Albany 2013: Book of Abstracts
June 11-15 2013
©Adenine Press (2012)
Discovery of potent KdsA inhibitors of Leptospira interrogans through homology modeling, docking and molecular dynamics simulations
Leptospira interrogans is the foremost cause of human leptospirosis. Discovery of novel lead molecules for common drug targets of more than 250 Leptospira serovars is of significant research interest. Lipopolysaccharide (LPS) layer prevent entry of hydrophobic agents into the cell and protect structural integrity of the bacterium. KDO-8-phosphate synthase (KdsA) catalyzes the first step of KDO biosynthesis that leads to formation of inner core of LPS. KdsA was identified as a potential drug target against Leptospira interrogans through subtractive genomic approach, metabolic pathway analysis and comparative analysis (Amineni et al., 2010). The present study rationalizes a systematic implementation of homology modeling, docking and molecular dynamics simulations to discover potent KdsA inhibitors (Pradhan et al, 2013; Umamaheswari et al., 2010). A reliable tertiary structure of KdsA in complex with substrate PEP was constructed based on co-crystal structure of Aquifex aeolicus KdsA synthase with PEP using Modeller9v10. Geometry based analog search for PEP was performed from LigandInfo database to generate an in house library of 352 ligands. The ligand dataset was docked into KdsA active site through three stage docking technique (HTVS, SP and XP) using Glidev5.7. Thirteen lead molecules were found to have better binding affinity compared to PEP (XP Gscore = -7.38 kcal/mol; Fig. 1). The best lead molecule (KdsA- lead1 docking complex) showed XP Gscore of -10.26 kcal/mol and the binding interactions (Fig. 2) were correlated favorably with PEP-KdsA interactions (Fig. 1).
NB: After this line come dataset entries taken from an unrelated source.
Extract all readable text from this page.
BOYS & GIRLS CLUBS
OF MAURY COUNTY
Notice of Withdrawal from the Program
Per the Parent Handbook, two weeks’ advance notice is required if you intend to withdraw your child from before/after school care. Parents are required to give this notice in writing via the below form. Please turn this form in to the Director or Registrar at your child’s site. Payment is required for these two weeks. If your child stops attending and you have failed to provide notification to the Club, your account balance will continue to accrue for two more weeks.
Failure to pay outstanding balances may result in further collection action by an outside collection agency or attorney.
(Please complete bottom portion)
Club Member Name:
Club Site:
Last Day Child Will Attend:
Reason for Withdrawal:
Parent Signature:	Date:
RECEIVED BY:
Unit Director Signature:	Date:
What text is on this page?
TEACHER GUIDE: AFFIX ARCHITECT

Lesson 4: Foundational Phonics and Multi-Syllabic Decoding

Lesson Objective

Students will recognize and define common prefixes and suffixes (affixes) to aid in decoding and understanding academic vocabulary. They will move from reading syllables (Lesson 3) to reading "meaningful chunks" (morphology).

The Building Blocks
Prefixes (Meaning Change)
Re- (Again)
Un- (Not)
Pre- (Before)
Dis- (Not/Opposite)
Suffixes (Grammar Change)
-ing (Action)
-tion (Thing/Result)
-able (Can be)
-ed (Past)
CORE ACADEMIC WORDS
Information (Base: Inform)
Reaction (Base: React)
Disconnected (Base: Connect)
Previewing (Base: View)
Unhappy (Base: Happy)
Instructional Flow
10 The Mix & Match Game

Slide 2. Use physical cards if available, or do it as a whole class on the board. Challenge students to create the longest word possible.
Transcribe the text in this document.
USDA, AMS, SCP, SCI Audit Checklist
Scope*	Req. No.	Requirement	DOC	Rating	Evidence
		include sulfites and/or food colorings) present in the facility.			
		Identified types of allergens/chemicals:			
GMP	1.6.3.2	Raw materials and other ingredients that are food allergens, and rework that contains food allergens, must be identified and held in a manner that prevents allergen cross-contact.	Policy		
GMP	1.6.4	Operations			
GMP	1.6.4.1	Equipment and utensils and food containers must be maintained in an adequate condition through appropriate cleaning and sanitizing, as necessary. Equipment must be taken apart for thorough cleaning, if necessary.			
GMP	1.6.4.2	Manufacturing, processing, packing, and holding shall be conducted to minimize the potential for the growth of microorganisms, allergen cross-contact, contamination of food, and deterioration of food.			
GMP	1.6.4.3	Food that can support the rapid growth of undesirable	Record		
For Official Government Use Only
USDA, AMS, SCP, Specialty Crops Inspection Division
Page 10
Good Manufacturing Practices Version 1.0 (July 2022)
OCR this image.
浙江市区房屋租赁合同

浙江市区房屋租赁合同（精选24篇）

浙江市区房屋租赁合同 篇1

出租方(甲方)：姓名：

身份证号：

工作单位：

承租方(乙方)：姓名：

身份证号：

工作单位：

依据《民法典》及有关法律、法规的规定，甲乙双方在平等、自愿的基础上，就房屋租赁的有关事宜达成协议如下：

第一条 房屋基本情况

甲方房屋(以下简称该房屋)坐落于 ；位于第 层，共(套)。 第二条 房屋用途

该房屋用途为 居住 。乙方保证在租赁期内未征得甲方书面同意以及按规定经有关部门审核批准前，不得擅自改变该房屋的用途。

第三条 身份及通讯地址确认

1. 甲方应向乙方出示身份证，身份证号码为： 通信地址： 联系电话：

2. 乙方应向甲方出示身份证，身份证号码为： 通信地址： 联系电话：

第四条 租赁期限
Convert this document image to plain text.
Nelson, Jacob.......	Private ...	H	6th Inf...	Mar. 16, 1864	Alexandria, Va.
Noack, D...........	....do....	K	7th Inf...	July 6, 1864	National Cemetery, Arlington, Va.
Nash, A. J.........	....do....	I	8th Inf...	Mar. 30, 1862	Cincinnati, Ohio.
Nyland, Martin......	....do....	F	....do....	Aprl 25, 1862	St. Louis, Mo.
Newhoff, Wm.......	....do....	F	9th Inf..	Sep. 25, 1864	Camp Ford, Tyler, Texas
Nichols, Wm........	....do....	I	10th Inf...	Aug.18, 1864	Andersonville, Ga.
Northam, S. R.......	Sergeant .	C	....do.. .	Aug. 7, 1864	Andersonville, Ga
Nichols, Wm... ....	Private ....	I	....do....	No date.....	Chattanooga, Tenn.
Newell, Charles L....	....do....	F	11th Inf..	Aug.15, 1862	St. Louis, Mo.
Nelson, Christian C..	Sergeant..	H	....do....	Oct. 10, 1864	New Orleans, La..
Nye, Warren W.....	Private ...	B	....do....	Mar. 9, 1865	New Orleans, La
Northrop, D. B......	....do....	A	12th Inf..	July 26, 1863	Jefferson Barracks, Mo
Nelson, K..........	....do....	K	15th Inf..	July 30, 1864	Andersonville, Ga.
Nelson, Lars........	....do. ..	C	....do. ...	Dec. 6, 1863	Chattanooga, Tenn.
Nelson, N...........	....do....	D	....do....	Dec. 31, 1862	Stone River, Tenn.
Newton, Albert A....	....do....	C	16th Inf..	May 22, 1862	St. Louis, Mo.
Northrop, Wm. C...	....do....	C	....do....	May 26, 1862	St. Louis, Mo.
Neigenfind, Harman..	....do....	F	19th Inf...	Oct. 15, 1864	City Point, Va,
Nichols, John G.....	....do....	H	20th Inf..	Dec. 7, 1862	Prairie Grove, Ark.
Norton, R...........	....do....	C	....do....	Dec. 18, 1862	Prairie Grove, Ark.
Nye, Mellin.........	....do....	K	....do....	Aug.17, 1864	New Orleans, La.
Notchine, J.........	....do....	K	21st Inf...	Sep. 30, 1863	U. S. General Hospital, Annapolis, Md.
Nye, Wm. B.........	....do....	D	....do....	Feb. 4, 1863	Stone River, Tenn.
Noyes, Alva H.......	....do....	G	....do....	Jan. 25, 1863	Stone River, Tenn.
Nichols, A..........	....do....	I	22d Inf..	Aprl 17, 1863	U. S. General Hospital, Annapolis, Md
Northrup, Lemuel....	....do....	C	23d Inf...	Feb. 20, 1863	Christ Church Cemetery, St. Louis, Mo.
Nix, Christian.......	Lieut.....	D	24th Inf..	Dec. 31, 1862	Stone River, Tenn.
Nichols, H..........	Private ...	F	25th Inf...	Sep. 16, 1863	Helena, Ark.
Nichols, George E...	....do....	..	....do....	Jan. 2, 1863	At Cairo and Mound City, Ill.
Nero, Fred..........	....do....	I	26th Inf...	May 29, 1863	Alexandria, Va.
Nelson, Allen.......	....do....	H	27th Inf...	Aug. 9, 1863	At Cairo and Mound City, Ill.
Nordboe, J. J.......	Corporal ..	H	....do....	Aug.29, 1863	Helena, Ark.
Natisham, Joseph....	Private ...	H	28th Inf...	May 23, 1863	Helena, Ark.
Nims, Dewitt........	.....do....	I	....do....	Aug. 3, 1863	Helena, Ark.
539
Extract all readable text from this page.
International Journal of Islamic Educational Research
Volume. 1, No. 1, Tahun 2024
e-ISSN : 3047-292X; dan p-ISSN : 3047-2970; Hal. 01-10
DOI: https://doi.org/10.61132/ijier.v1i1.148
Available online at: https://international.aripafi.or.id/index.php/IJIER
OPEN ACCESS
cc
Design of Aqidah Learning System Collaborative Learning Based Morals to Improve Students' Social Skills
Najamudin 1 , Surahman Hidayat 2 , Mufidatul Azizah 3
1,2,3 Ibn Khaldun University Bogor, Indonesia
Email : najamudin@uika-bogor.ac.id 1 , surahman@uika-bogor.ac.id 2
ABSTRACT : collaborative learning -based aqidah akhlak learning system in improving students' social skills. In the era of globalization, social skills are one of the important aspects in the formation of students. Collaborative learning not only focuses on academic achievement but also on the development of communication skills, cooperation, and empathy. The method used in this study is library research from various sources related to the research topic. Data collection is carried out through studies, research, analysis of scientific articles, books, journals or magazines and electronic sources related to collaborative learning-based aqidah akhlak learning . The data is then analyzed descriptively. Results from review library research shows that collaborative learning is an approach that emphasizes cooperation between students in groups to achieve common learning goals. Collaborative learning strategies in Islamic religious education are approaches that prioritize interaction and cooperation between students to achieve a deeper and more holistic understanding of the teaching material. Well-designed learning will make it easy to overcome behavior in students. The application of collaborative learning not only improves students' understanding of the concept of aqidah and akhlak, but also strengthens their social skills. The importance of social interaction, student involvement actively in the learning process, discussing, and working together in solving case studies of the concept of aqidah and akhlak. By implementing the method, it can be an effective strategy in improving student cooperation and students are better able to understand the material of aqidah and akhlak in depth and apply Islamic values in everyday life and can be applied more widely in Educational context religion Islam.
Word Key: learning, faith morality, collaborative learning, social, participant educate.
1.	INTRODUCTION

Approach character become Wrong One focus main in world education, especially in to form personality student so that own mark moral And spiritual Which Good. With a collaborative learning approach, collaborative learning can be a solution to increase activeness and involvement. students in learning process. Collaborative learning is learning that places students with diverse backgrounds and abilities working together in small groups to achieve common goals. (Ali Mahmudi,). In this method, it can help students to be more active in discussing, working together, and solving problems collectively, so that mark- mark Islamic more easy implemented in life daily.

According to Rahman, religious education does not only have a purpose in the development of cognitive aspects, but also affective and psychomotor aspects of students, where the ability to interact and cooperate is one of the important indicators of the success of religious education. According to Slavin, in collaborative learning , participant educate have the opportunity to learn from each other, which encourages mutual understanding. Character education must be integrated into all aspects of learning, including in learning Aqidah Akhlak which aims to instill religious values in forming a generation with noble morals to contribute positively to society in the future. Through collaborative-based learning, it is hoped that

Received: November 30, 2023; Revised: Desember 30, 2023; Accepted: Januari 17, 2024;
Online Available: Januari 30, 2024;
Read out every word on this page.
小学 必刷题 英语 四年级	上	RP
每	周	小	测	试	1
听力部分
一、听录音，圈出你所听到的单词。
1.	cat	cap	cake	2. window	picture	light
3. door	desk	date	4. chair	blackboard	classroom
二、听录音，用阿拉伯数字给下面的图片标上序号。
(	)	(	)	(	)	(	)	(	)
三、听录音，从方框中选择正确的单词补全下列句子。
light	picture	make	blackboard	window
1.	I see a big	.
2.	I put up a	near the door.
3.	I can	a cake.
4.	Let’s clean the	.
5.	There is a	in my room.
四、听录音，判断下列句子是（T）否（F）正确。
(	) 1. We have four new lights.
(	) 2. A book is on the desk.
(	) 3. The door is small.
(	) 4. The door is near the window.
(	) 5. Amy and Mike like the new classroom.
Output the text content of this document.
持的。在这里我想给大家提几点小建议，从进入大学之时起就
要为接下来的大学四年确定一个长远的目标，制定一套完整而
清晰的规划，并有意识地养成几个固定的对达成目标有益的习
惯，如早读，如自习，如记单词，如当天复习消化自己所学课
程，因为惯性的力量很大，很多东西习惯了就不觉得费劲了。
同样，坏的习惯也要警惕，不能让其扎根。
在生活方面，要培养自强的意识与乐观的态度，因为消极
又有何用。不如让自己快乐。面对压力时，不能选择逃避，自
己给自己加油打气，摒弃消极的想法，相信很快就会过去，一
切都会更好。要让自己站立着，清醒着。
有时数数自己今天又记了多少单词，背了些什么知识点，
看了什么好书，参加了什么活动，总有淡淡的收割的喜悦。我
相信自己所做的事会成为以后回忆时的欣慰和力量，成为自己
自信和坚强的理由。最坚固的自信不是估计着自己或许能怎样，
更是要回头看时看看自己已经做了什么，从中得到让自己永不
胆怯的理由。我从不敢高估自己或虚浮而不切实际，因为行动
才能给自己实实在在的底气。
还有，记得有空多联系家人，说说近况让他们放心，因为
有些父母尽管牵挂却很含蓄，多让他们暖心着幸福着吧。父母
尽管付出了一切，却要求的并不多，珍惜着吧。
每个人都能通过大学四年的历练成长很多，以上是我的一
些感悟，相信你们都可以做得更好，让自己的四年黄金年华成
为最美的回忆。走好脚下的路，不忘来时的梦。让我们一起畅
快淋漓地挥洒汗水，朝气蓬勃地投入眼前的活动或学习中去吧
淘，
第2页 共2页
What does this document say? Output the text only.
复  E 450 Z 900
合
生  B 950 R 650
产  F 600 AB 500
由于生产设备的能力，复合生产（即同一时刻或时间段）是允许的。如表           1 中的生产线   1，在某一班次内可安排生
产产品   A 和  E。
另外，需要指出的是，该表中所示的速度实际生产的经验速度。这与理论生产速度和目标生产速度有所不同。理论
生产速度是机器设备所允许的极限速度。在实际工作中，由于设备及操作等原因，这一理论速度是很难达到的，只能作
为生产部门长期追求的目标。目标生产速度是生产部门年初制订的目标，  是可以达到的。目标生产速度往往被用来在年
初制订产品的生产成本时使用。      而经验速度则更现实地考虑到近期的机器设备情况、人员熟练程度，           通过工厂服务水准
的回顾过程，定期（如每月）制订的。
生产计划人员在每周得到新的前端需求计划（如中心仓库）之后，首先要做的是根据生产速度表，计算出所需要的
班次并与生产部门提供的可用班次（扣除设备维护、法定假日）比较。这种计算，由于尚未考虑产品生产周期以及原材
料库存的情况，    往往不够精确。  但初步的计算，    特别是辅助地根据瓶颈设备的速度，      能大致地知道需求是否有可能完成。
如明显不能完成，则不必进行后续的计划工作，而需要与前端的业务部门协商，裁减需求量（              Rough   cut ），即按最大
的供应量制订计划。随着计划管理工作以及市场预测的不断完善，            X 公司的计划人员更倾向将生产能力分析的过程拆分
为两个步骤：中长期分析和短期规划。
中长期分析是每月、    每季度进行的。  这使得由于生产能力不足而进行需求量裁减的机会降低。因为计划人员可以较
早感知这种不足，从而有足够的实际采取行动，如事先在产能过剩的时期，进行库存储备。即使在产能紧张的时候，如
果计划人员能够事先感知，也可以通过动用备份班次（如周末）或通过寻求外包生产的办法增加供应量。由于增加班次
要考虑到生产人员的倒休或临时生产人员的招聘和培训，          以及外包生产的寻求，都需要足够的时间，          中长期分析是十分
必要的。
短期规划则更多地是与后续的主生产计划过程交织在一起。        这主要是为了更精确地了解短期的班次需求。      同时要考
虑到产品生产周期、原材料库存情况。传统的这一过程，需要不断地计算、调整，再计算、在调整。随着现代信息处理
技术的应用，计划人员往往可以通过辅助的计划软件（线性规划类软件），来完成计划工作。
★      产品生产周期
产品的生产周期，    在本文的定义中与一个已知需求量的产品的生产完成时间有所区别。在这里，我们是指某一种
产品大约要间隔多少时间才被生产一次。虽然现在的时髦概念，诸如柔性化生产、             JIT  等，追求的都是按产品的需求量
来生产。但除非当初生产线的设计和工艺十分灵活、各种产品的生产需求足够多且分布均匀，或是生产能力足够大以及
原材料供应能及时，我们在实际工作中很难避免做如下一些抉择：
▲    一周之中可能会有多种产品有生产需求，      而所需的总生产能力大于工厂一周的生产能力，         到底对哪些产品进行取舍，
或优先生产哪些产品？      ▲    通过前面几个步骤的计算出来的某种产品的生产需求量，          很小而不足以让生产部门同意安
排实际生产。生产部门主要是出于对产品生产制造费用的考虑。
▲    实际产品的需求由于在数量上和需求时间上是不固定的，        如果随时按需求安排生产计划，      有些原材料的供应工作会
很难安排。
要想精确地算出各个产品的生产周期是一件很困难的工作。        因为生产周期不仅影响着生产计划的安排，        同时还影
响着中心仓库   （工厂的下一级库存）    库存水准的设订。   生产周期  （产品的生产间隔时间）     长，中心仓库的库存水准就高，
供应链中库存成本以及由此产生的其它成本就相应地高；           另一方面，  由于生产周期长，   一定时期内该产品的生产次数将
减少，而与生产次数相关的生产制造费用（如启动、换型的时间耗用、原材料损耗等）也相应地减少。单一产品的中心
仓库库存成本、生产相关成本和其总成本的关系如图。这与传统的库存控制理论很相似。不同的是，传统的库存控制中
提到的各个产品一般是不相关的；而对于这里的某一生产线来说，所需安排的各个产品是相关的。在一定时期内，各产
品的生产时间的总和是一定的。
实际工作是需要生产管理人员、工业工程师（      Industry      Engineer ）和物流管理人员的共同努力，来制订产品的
Molecular dynamics simulations of KdsA- lead1 docking complex for 10 ns had revealed that the complex (Fig. 3) remained stable in closer to physiological environmental condition. The predicted pharmacological properties of lead1 were well within the range of a drug molecule with good ADME profile, hence, would be intriguing towards development of potent inhibitor molecule against KdsA of Leptospira.
This research was supported by DBT, Ministry of Science & Technology, BIF program, Govt. of India (No. BT/BI/25/001/2006).
D. Pradhan D., Priyadarshini V., Munikumar M., Swargam S., Umamaheswari, A., & Aparna, B. (2013) Para-(benzoyl)-phenylalanine as a potential inhibitor against LpxC of Leptospira spp.: Homology modeling, docking and molecular dynamics study. J Biomol Struct Dyn (In Press), http://dx.doi.org/10.1080/07391102.2012.758056
A. Umamaheswari, A., Pradhan, D., & Hemanthkumar, M. (2010). Identification of potential Leptospira phosphoheptose isomerase inhibitors through virtual high-throughput screening. Genomics Proteomics Bioinformatics 8, 246–255.